Firstly, replace the inequality symbol with an equal sign to obtain the equation of the line: \[ \frac{x}{3}+\frac{2 y}{3} = 2 \]

Determine the x- and y-intercepts to help draw the line. The x-intercept occurs when y=0, and the y-intercept occurs when x=0. For x-intercept, set y=0: \[ \frac{x}{3}+\frac{2(0)}{3} = 2 \Rightarrow x = 6 \] For y-intercept, set x=0: \[ \frac{0}{3}+\frac{2 y}{3} = 2 \Rightarrow y = 3 \]

Using the x-intercept (6,0) and y-intercept (0,3), plot the line on the coordinate plane.
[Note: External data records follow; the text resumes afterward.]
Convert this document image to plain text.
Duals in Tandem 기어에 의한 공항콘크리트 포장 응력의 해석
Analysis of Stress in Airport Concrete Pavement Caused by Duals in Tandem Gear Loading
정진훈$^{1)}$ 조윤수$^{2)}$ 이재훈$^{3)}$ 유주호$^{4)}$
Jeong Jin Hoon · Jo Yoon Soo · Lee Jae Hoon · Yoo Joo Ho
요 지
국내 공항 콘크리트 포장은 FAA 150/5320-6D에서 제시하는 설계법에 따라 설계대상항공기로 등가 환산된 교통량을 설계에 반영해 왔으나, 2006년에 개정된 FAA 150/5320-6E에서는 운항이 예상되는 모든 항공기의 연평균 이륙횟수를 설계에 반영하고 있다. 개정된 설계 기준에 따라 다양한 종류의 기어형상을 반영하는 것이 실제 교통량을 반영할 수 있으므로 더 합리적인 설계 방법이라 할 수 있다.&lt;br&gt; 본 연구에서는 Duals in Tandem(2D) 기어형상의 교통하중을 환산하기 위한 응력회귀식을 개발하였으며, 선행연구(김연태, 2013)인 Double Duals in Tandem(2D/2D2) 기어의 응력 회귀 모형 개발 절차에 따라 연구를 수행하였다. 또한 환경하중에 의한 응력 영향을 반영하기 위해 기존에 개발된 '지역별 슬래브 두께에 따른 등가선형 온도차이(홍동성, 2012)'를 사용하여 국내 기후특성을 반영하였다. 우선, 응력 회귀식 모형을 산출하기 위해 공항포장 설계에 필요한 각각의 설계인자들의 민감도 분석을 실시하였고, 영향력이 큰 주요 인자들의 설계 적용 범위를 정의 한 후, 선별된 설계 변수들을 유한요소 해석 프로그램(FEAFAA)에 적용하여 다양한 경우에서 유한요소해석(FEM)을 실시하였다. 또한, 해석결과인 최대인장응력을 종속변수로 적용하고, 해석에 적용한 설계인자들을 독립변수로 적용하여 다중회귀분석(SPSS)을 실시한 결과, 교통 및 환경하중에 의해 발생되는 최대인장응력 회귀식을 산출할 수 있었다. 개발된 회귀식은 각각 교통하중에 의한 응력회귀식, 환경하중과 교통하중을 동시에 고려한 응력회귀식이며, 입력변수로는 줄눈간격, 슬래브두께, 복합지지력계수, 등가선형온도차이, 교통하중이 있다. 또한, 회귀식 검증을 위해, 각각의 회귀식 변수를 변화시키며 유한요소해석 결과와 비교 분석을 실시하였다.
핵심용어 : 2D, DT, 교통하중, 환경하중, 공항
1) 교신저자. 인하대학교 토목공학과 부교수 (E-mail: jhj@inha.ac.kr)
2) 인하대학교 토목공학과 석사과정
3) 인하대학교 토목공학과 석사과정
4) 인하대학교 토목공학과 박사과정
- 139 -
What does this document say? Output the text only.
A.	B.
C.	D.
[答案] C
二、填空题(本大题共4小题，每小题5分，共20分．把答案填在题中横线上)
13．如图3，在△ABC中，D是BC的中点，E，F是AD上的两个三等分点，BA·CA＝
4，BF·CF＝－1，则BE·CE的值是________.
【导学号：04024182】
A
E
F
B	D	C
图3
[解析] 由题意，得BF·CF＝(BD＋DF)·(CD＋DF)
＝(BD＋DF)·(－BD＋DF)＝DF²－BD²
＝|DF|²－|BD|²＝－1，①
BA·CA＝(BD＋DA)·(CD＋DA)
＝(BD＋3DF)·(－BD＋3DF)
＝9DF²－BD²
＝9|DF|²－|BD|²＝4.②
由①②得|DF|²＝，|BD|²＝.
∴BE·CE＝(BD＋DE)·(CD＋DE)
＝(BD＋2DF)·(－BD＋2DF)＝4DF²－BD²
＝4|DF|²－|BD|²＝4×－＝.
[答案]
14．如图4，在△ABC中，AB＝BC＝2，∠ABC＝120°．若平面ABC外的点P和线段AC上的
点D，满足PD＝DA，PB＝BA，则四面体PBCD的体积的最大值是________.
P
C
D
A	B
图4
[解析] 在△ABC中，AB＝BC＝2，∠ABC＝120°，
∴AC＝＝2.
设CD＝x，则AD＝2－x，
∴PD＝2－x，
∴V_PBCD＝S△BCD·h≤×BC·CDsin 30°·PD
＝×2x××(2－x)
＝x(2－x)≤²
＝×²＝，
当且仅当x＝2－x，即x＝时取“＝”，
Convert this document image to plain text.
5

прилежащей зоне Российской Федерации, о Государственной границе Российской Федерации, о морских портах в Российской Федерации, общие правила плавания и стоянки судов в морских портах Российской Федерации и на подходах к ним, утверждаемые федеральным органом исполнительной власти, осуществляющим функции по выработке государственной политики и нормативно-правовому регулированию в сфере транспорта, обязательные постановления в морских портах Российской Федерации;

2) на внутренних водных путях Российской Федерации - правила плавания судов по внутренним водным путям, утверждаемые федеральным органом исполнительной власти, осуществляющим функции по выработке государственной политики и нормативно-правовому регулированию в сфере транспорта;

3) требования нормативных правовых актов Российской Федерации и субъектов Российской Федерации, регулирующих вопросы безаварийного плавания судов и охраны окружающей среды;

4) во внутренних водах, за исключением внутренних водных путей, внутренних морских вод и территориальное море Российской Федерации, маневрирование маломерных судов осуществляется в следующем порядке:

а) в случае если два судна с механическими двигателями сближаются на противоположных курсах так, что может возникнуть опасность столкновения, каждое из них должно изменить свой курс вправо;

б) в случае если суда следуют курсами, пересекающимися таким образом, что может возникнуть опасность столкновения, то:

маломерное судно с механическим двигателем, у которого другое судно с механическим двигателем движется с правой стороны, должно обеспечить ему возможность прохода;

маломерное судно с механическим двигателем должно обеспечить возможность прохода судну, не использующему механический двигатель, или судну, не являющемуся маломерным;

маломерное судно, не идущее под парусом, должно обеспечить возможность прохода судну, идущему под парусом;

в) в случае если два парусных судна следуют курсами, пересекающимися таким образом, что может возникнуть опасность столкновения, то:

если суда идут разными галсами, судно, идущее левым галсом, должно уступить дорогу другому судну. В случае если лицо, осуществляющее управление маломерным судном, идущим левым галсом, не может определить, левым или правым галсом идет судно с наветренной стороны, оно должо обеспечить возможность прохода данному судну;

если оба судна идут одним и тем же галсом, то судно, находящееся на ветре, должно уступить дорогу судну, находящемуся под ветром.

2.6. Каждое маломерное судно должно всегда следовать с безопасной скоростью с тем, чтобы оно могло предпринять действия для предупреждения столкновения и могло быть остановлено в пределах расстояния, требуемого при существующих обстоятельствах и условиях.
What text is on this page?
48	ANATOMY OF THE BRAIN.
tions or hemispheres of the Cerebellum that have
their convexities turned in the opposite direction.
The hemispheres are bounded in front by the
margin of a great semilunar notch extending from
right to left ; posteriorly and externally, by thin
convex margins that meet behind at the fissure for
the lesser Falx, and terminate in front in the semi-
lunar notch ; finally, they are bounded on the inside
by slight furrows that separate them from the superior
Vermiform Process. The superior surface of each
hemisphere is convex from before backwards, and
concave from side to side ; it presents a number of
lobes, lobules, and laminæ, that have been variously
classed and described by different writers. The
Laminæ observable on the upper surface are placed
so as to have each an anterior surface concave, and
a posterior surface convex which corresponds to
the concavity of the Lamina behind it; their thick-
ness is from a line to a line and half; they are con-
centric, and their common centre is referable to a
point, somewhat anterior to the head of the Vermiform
The inequality states that the region is greater than or equal to 2: \[ \frac{x}{3}+\frac{2 y}{3} \geq 2 \] We need to identify which side of the line contains the points that satisfy this inequality. A common method is to pick a test point not on the line and see if it meets the inequality. A good test point to use is the origin (0,0) because it often makes calculations easier. Substitute the test point (0,0) into the inequality: \[ \frac{0}{3}+\frac{2(0)}{3} \geq 2 \] This simplifies to 0 ≥ 2, which is false. Therefore, the region that satisfies the inequality is on the opposite side of the line from the origin. Shade this region in the coordinate plane.

Since the shaded region extends infinitely, the region is unbounded.

Our region is unbounded, and there are no corner points or vertices as the shaded region continues indefinitely in one direction. In conclusion, the region corresponding to the given inequality is unbounded and has no corner points.